Things to be thankful for today
Having air to breathe
The feeling of the sun
The smell of flowers, fresh-cut grass, or trees
The people we have in our lives
That our parents gave us this life
To be alive
For a beautiful sunrise
For the beach
For each new day
For the opportunity to learn from mistakes
That today is probably not the worst day
For a hot cup of tea or coffee
For the hard times, because they will help us appreciate the good times
For failure, because it makes us stronger
To be able to think our own thoughts
For the body—it carries us through this life
To be able to learn new things
To have a place to sleep at night
For time to experience life
For simply existing
That I will get to live today and hopefully tomorrow, too
For health, even though it may not be perfect
More tools to help you with thankfulness
In one study, participants were asked to write down three good things each day (and note down their causes). They did this for just one week. The results showed that this strategy made them happier after that week and even 6 months later (Seligman, Steen, Park, & Peterson, 2005). This suggests that noting the good things—and perhaps being thankful for them—has long-term, positive impacts on our happiness. Other strategies can be to write gratitude notes or start a gratitude journal.

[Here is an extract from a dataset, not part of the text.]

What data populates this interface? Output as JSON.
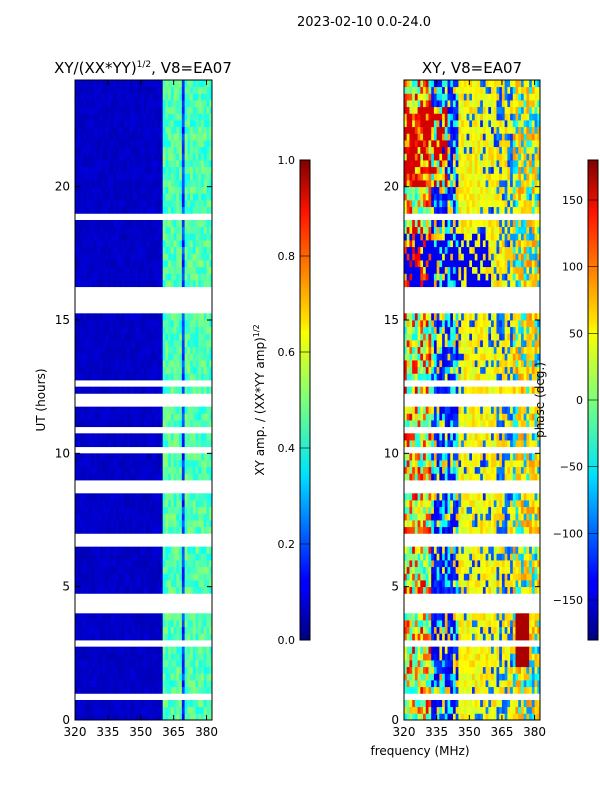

Taking a few minutes each day to practice thankfulness can be a cool and fun way to boost happiness. Hopefully, you got some ideas here that will help you think of even more things to be thankful for.
Chipperfield, J. G., Perry, R. P., & Weiner, B. (2003). Discrete emotions in later life. The Journals of Gerontology Series B: Psychological Sciences and Social Sciences, 58(1), P23-P34.
Bono, G., Emmons, R. A., & McCullough, M. E. (2004). Gratitude in practice and the practice of gratitude. Positive psychology in practice, 464-481.
Seligman, M. E., Steen, T. A., Park, N., & Peterson, C. (2005). Positive psychology progress: Empirical validation of interventions. American Psychologist, 60(5), 410.